For most of us, hospitals and the people who work there are trusted sources of medical care than can improve and extend our lives. But for about 250,000 of us, those trusted sources become dangerous—and even deadly.

Most of us know that heart disease and cancer are among the biggest killers in the United States. They’re actually numbers one and two, having caused 614,000 and 591,000 deaths, respectively, in 2015, according to the Centers for Disease Control and Prevention (CDC). But the third leading killer, which takes the lives of about 250,000 Americans every year—is one that few people have ever considered: medical errors. And in a bizarrely ironic twist, those deaths are happening at the hands of professionals who are trained to help us live a longer, healthier life.

To put this in perspective, medical errors kill more people than strokes, car accidents, guns, and drug overdoses combined. So why haven’t we heard about this before? In large part, it’s because the insurance billing system is organized around diseases, conditions, tests, procedures, and medication—all of which are assigned a number that physicians, hospitals, and labs can put on a form so they can get paid. It never occurred to the people who created billing codes to have one for mistakes.

Fortunately, a team of researchers from Johns Hopkins University School of Medicine decided to look into this issue. They crunched numbers from four different studies that analyzed medical death data and cross-referenced it with hospital admissions rates. They concluded that in 2013, there were 35,416,020 admissions and 251,454 deaths from medical error—nearly one in 10 deaths that year.

Hitting Home

The whole issue of medical errors hit home in a big way a few weeks ago when my 82-year-old mother—who’s in amazing health—went to the emergency room, unable to catch her breath. The doctors thought she might be having a heart attack or that she might have had a blood clot in her lung. They gave her a battery of tests, all of which came back normal, and admitted her to the hospital. The next day, her symptoms weren’t much better. After more tests, the doctors decided that she was having an anxiety attack and sent her home.

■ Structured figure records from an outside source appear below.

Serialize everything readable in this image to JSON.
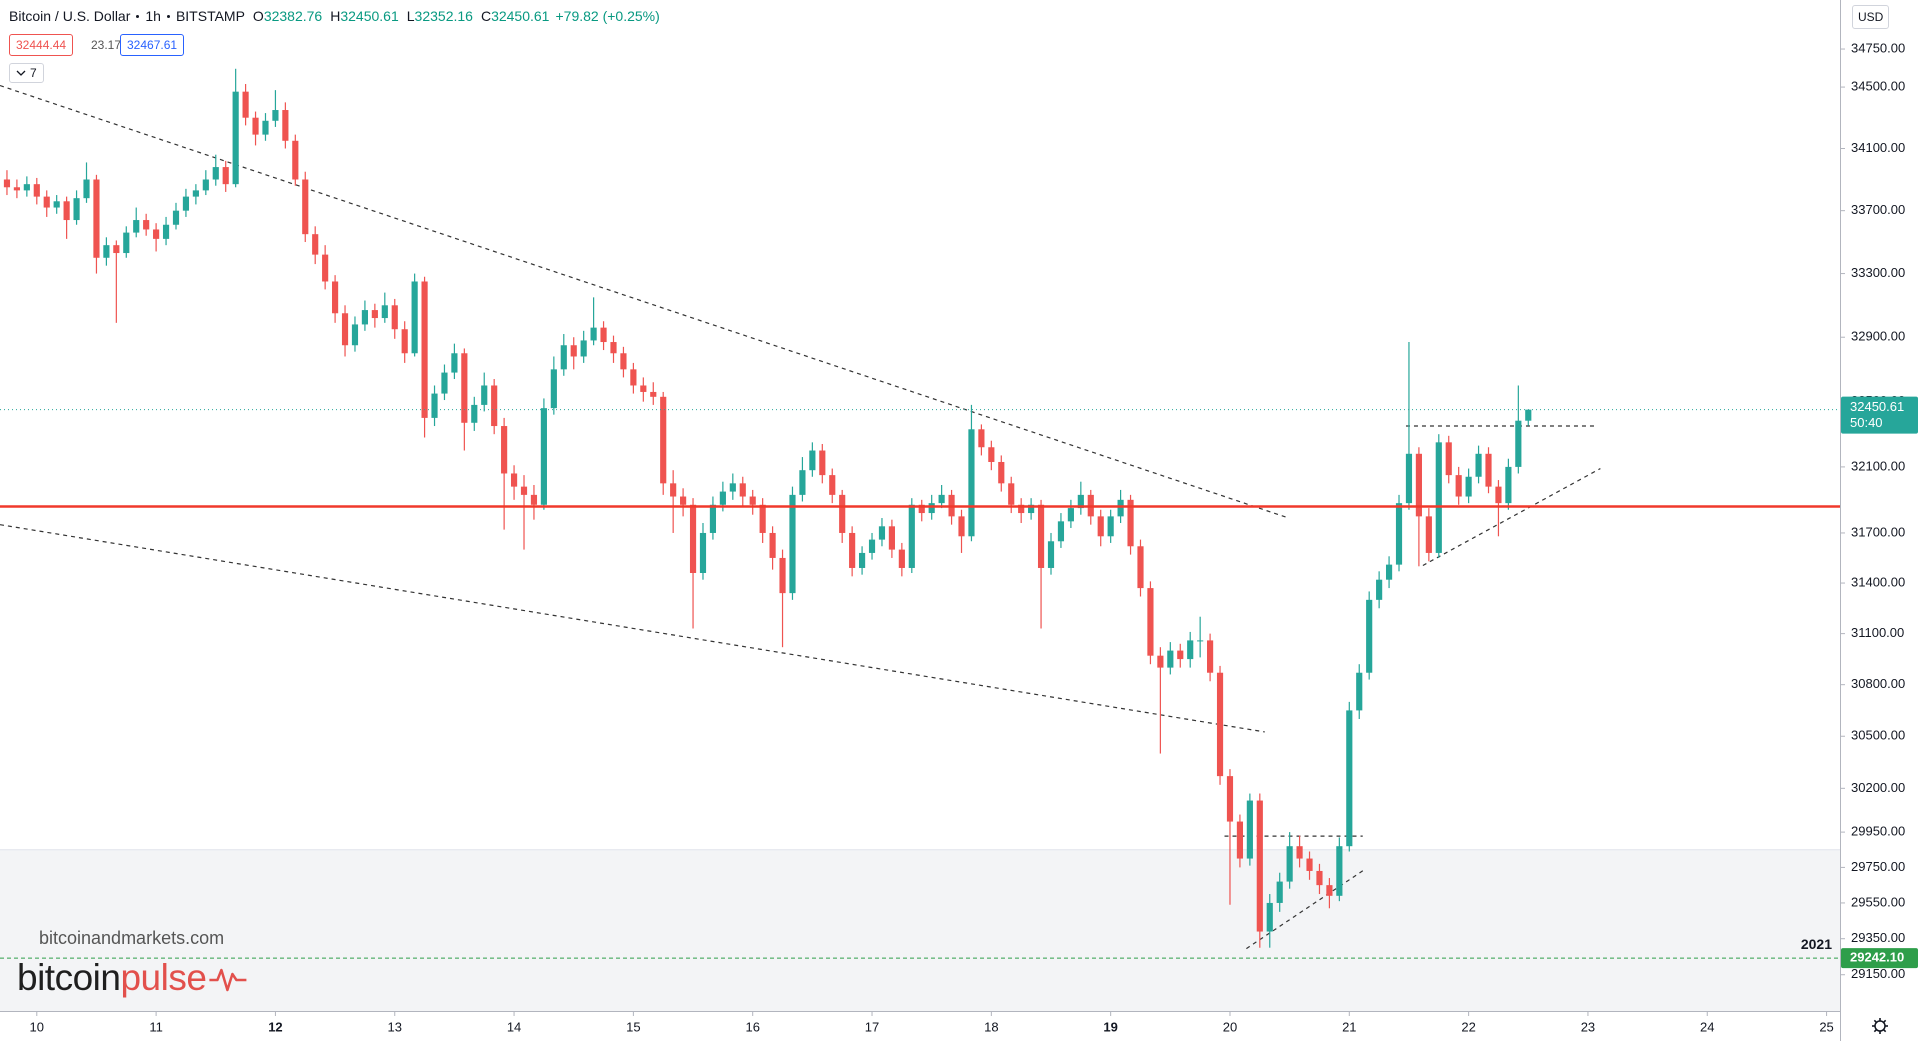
{
  "chart_data": {
    "type": "candlestick",
    "symbol": "Bitcoin / U.S. Dollar",
    "interval": "1h",
    "exchange": "BITSTAMP",
    "ohlc_labels": [
      "O",
      "H",
      "L",
      "C"
    ],
    "change": "+79.82 (+0.25%)",
    "bid": 32444.44,
    "spread": 23.17,
    "ask": 32467.61,
    "indicator_count": 7,
    "currency": "USD",
    "countdown": "50:40",
    "watermark": "bitcoinandmarkets.com",
    "logo": [
      "bitcoin",
      "pulse"
    ],
    "log": true,
    "grid": false,
    "up_color": "#26a69a",
    "down_color": "#ef5350",
    "xlim": [
      -7.4,
      362.7
    ],
    "ylim": [
      28950,
      35075
    ],
    "xticks": [
      {
        "value": 0,
        "label": "10"
      },
      {
        "value": 24,
        "label": "11"
      },
      {
        "value": 48,
        "label": "12",
        "bold": true
      },
      {
        "value": 72,
        "label": "13"
      },
      {
        "value": 96,
        "label": "14"
      },
      {
        "value": 120,
        "label": "15"
      },
      {
        "value": 144,
        "label": "16"
      },
      {
        "value": 168,
        "label": "17"
      },
      {
        "value": 192,
        "label": "18"
      },
      {
        "value": 216,
        "label": "19",
        "bold": true
      },
      {
        "value": 240,
        "label": "20"
      },
      {
        "value": 264,
        "label": "21"
      },
      {
        "value": 288,
        "label": "22"
      },
      {
        "value": 312,
        "label": "23"
      },
      {
        "value": 336,
        "label": "24"
      },
      {
        "value": 360,
        "label": "25"
      }
    ],
    "yticks": [
      {
        "value": 34750,
        "label": "34750.00"
      },
      {
        "value": 34500,
        "label": "34500.00"
      },
      {
        "value": 34100,
        "label": "34100.00"
      },
      {
        "value": 33700,
        "label": "33700.00"
      },
      {
        "value": 33300,
        "label": "33300.00"
      },
      {
        "value": 32900,
        "label": "32900.00"
      },
      {
        "value": 32500,
        "label": "32500.00"
      },
      {
        "value": 32100,
        "label": "32100.00"
      },
      {
        "value": 31700,
        "label": "31700.00"
      },
      {
        "value": 31400,
        "label": "31400.00"
      },
      {
        "value": 31100,
        "label": "31100.00"
      },
      {
        "value": 30800,
        "label": "30800.00"
      },
      {
        "value": 30500,
        "label": "30500.00"
      },
      {
        "value": 30200,
        "label": "30200.00"
      },
      {
        "value": 29950,
        "label": "29950.00"
      },
      {
        "value": 29750,
        "label": "29750.00"
      },
      {
        "value": 29550,
        "label": "29550.00"
      },
      {
        "value": 29350,
        "label": "29350.00"
      },
      {
        "value": 29150,
        "label": "29150.00"
      }
    ],
    "shaded_zone": {
      "top": 29850,
      "color": "#f3f4f6"
    },
    "horizontal_line": {
      "value": 31860,
      "color": "#f0392b"
    },
    "year_line": {
      "label": "2021",
      "price": {
        "value": 29242.1,
        "label": "29242.10"
      },
      "color": "#2e9e4a"
    },
    "trendlines": [
      {
        "points": [
          [
            -7.4,
            34510
          ],
          [
            251.2,
            31796
          ]
        ]
      },
      {
        "points": [
          [
            -7.4,
            31750
          ],
          [
            247,
            30525
          ]
        ]
      },
      {
        "points": [
          [
            275.4,
            32350
          ],
          [
            313.5,
            32350
          ]
        ]
      },
      {
        "points": [
          [
            278.8,
            31505
          ],
          [
            314.5,
            32090
          ]
        ]
      },
      {
        "points": [
          [
            238.9,
            29927
          ],
          [
            266.7,
            29927
          ]
        ]
      },
      {
        "points": [
          [
            243.3,
            29295
          ],
          [
            267.2,
            29740
          ]
        ]
      }
    ],
    "x": [
      -6,
      -4,
      -2,
      0,
      2,
      4,
      6,
      8,
      10,
      12,
      14,
      16,
      18,
      20,
      22,
      24,
      26,
      28,
      30,
      32,
      34,
      36,
      38,
      40,
      42,
      44,
      46,
      48,
      50,
      52,
      54,
      56,
      58,
      60,
      62,
      64,
      66,
      68,
      70,
      72,
      74,
      76,
      78,
      80,
      82,
      84,
      86,
      88,
      90,
      92,
      94,
      96,
      98,
      100,
      102,
      104,
      106,
      108,
      110,
      112,
      114,
      116,
      118,
      120,
      122,
      124,
      126,
      128,
      130,
      132,
      134,
      136,
      138,
      140,
      142,
      144,
      146,
      148,
      150,
      152,
      154,
      156,
      158,
      160,
      162,
      164,
      166,
      168,
      170,
      172,
      174,
      176,
      178,
      180,
      182,
      184,
      186,
      188,
      190,
      192,
      194,
      196,
      198,
      200,
      202,
      204,
      206,
      208,
      210,
      212,
      214,
      216,
      218,
      220,
      222,
      224,
      226,
      228,
      230,
      232,
      234,
      236,
      238,
      240,
      242,
      244,
      246,
      248,
      250,
      252,
      254,
      256,
      258,
      260,
      262,
      264,
      266,
      268,
      270,
      272,
      274,
      276,
      278,
      280,
      282,
      284,
      286,
      288,
      290,
      292,
      294,
      296,
      298,
      300
    ],
    "candles": [
      [
        33900,
        33960,
        33800,
        33850
      ],
      [
        33850,
        33900,
        33780,
        33830
      ],
      [
        33830,
        33920,
        33790,
        33870
      ],
      [
        33870,
        33910,
        33740,
        33790
      ],
      [
        33790,
        33830,
        33660,
        33720
      ],
      [
        33720,
        33800,
        33680,
        33760
      ],
      [
        33760,
        33790,
        33520,
        33640
      ],
      [
        33640,
        33830,
        33610,
        33780
      ],
      [
        33780,
        34010,
        33750,
        33900
      ],
      [
        33900,
        33930,
        33300,
        33400
      ],
      [
        33400,
        33530,
        33350,
        33480
      ],
      [
        33480,
        33510,
        32990,
        33430
      ],
      [
        33430,
        33600,
        33400,
        33560
      ],
      [
        33560,
        33720,
        33530,
        33640
      ],
      [
        33640,
        33680,
        33540,
        33580
      ],
      [
        33580,
        33620,
        33440,
        33520
      ],
      [
        33520,
        33660,
        33480,
        33610
      ],
      [
        33610,
        33750,
        33580,
        33700
      ],
      [
        33700,
        33840,
        33660,
        33790
      ],
      [
        33790,
        33870,
        33740,
        33830
      ],
      [
        33830,
        33960,
        33800,
        33900
      ],
      [
        33900,
        34060,
        33860,
        33980
      ],
      [
        33980,
        34020,
        33820,
        33870
      ],
      [
        33870,
        34620,
        33850,
        34470
      ],
      [
        34470,
        34520,
        34250,
        34300
      ],
      [
        34300,
        34340,
        34120,
        34190
      ],
      [
        34190,
        34330,
        34150,
        34280
      ],
      [
        34280,
        34480,
        34240,
        34350
      ],
      [
        34350,
        34400,
        34100,
        34150
      ],
      [
        34150,
        34190,
        33860,
        33900
      ],
      [
        33900,
        33950,
        33500,
        33550
      ],
      [
        33550,
        33600,
        33360,
        33420
      ],
      [
        33420,
        33480,
        33200,
        33250
      ],
      [
        33250,
        33290,
        32990,
        33050
      ],
      [
        33050,
        33100,
        32780,
        32850
      ],
      [
        32850,
        33030,
        32810,
        32980
      ],
      [
        32980,
        33130,
        32940,
        33070
      ],
      [
        33070,
        33110,
        32960,
        33020
      ],
      [
        33020,
        33180,
        32990,
        33100
      ],
      [
        33100,
        33140,
        32890,
        32950
      ],
      [
        32950,
        33000,
        32740,
        32800
      ],
      [
        32800,
        33300,
        32780,
        33250
      ],
      [
        33250,
        33280,
        32280,
        32400
      ],
      [
        32400,
        32600,
        32350,
        32550
      ],
      [
        32550,
        32730,
        32510,
        32680
      ],
      [
        32680,
        32860,
        32640,
        32800
      ],
      [
        32800,
        32830,
        32200,
        32370
      ],
      [
        32370,
        32530,
        32320,
        32480
      ],
      [
        32480,
        32680,
        32440,
        32600
      ],
      [
        32600,
        32640,
        32300,
        32350
      ],
      [
        32350,
        32400,
        31720,
        32060
      ],
      [
        32060,
        32110,
        31900,
        31980
      ],
      [
        31980,
        32050,
        31600,
        31930
      ],
      [
        31930,
        31990,
        31780,
        31870
      ],
      [
        31870,
        32520,
        31840,
        32460
      ],
      [
        32460,
        32780,
        32420,
        32700
      ],
      [
        32700,
        32920,
        32660,
        32850
      ],
      [
        32850,
        32900,
        32700,
        32780
      ],
      [
        32780,
        32940,
        32740,
        32880
      ],
      [
        32880,
        33150,
        32850,
        32960
      ],
      [
        32960,
        33000,
        32820,
        32870
      ],
      [
        32870,
        32910,
        32740,
        32800
      ],
      [
        32800,
        32840,
        32650,
        32700
      ],
      [
        32700,
        32740,
        32550,
        32600
      ],
      [
        32600,
        32650,
        32500,
        32560
      ],
      [
        32560,
        32620,
        32480,
        32530
      ],
      [
        32530,
        32560,
        31930,
        32000
      ],
      [
        32000,
        32080,
        31700,
        31920
      ],
      [
        31920,
        31970,
        31800,
        31870
      ],
      [
        31870,
        31910,
        31130,
        31460
      ],
      [
        31460,
        31760,
        31420,
        31700
      ],
      [
        31700,
        31920,
        31660,
        31870
      ],
      [
        31870,
        32010,
        31830,
        31950
      ],
      [
        31950,
        32060,
        31900,
        32000
      ],
      [
        32000,
        32040,
        31860,
        31920
      ],
      [
        31920,
        31960,
        31810,
        31870
      ],
      [
        31870,
        31910,
        31640,
        31700
      ],
      [
        31700,
        31740,
        31480,
        31550
      ],
      [
        31550,
        31600,
        31020,
        31340
      ],
      [
        31340,
        31980,
        31300,
        31930
      ],
      [
        31930,
        32160,
        31890,
        32080
      ],
      [
        32080,
        32250,
        32040,
        32200
      ],
      [
        32200,
        32240,
        32000,
        32050
      ],
      [
        32050,
        32090,
        31880,
        31930
      ],
      [
        31930,
        31960,
        31640,
        31700
      ],
      [
        31700,
        31740,
        31440,
        31490
      ],
      [
        31490,
        31620,
        31450,
        31580
      ],
      [
        31580,
        31700,
        31540,
        31660
      ],
      [
        31660,
        31790,
        31620,
        31740
      ],
      [
        31740,
        31780,
        31550,
        31600
      ],
      [
        31600,
        31640,
        31440,
        31490
      ],
      [
        31490,
        31910,
        31460,
        31870
      ],
      [
        31870,
        31900,
        31770,
        31820
      ],
      [
        31820,
        31930,
        31780,
        31880
      ],
      [
        31880,
        31990,
        31850,
        31930
      ],
      [
        31930,
        31960,
        31750,
        31800
      ],
      [
        31800,
        31840,
        31580,
        31680
      ],
      [
        31680,
        32480,
        31650,
        32330
      ],
      [
        32330,
        32360,
        32170,
        32220
      ],
      [
        32220,
        32260,
        32080,
        32130
      ],
      [
        32130,
        32170,
        31950,
        32000
      ],
      [
        32000,
        32040,
        31820,
        31870
      ],
      [
        31870,
        31910,
        31760,
        31820
      ],
      [
        31820,
        31910,
        31780,
        31870
      ],
      [
        31870,
        31900,
        31130,
        31490
      ],
      [
        31490,
        31700,
        31450,
        31650
      ],
      [
        31650,
        31820,
        31610,
        31770
      ],
      [
        31770,
        31900,
        31730,
        31850
      ],
      [
        31850,
        32010,
        31810,
        31930
      ],
      [
        31930,
        31960,
        31750,
        31800
      ],
      [
        31800,
        31840,
        31620,
        31680
      ],
      [
        31680,
        31840,
        31640,
        31800
      ],
      [
        31800,
        31960,
        31760,
        31900
      ],
      [
        31900,
        31930,
        31570,
        31620
      ],
      [
        31620,
        31660,
        31320,
        31370
      ],
      [
        31370,
        31410,
        30920,
        30970
      ],
      [
        30970,
        31020,
        30400,
        30900
      ],
      [
        30900,
        31050,
        30860,
        31000
      ],
      [
        31000,
        31040,
        30900,
        30950
      ],
      [
        30950,
        31110,
        30900,
        31060
      ],
      [
        31060,
        31200,
        30960,
        31060
      ],
      [
        31060,
        31100,
        30820,
        30870
      ],
      [
        30870,
        30910,
        30220,
        30270
      ],
      [
        30270,
        30310,
        29540,
        30010
      ],
      [
        30010,
        30050,
        29750,
        29800
      ],
      [
        29800,
        30170,
        29760,
        30130
      ],
      [
        30130,
        30170,
        29300,
        29390
      ],
      [
        29390,
        29600,
        29300,
        29550
      ],
      [
        29550,
        29720,
        29500,
        29670
      ],
      [
        29670,
        29950,
        29630,
        29870
      ],
      [
        29870,
        29930,
        29750,
        29800
      ],
      [
        29800,
        29840,
        29680,
        29730
      ],
      [
        29730,
        29770,
        29600,
        29650
      ],
      [
        29650,
        29690,
        29520,
        29590
      ],
      [
        29590,
        29920,
        29560,
        29870
      ],
      [
        29870,
        30700,
        29840,
        30650
      ],
      [
        30650,
        30920,
        30600,
        30870
      ],
      [
        30870,
        31350,
        30830,
        31300
      ],
      [
        31300,
        31470,
        31250,
        31420
      ],
      [
        31420,
        31560,
        31370,
        31510
      ],
      [
        31510,
        31930,
        31470,
        31880
      ],
      [
        31880,
        32870,
        31840,
        32180
      ],
      [
        32180,
        32220,
        31500,
        31800
      ],
      [
        31800,
        31850,
        31530,
        31580
      ],
      [
        31580,
        32300,
        31550,
        32250
      ],
      [
        32250,
        32290,
        32000,
        32050
      ],
      [
        32050,
        32100,
        31870,
        31920
      ],
      [
        31920,
        32090,
        31880,
        32040
      ],
      [
        32040,
        32230,
        32000,
        32180
      ],
      [
        32180,
        32220,
        31940,
        31980
      ],
      [
        31980,
        32020,
        31680,
        31880
      ],
      [
        31880,
        32150,
        31840,
        32100
      ],
      [
        32100,
        32600,
        32060,
        32382.76
      ],
      [
        32382.76,
        32450.61,
        32352.16,
        32450.61
      ]
    ]
  }
}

A few days later, my mother, still short of breath, had a follow-up appointment and saw a physician assistant, who went through her record and identified the problem right away: she was having a reaction to a new medication she’d recently started taking—a reaction that could have killed her. No one at the ER and no one in the hospital had asked my mother anything about her medication (which shouldn’t have made any difference since all of it was in her electronic medical record anyway).

Good News, Bad News

The good news is that “most medical errors aren’t due to inherently bad doctors,” according to the study’s lead researcher, Martin Makary, M.D., M.P.H., in a University press release. In Makary’s view, “reporting these errors shouldn’t trigger punishment or legal action.” For the most part, he says, the problems are systemic and include poorly coordinated care, fragmented insurance networks, the absence or underuse of safety nets, and other protocols, in addition to unwarranted variation in physician practice patterns that lack accountability.

“Unwarranted variation is endemic in health care,” Makary said in the press release. “Developing consensus protocols that streamline the delivery of medicine and reduce variability can improve quality and lower costs in health care. More research on preventing medical errors from occurring is needed to address the problem.”

In my mother’s case, it’s hard to pinpoint exactly where the system went wrong. But the bottom line is that she nearly became a statistic.

Unfortunately, the research Makary is calling for isn’t likely to happen anytime soon. And it’s all about the numbers. Since official data on medical errors isn’t being collected, medical errors as a category aren’t likely to show up on the CDC’s list of top causes of death. And there’s a strong correlation between that list and how much money and attention get directed to combatting those killers. As Makary puts it, “Right now, cancer and heart disease get a ton of attention, but since medical errors don’t appear on the list, the problem doesn’t get the funding and attention it deserves.”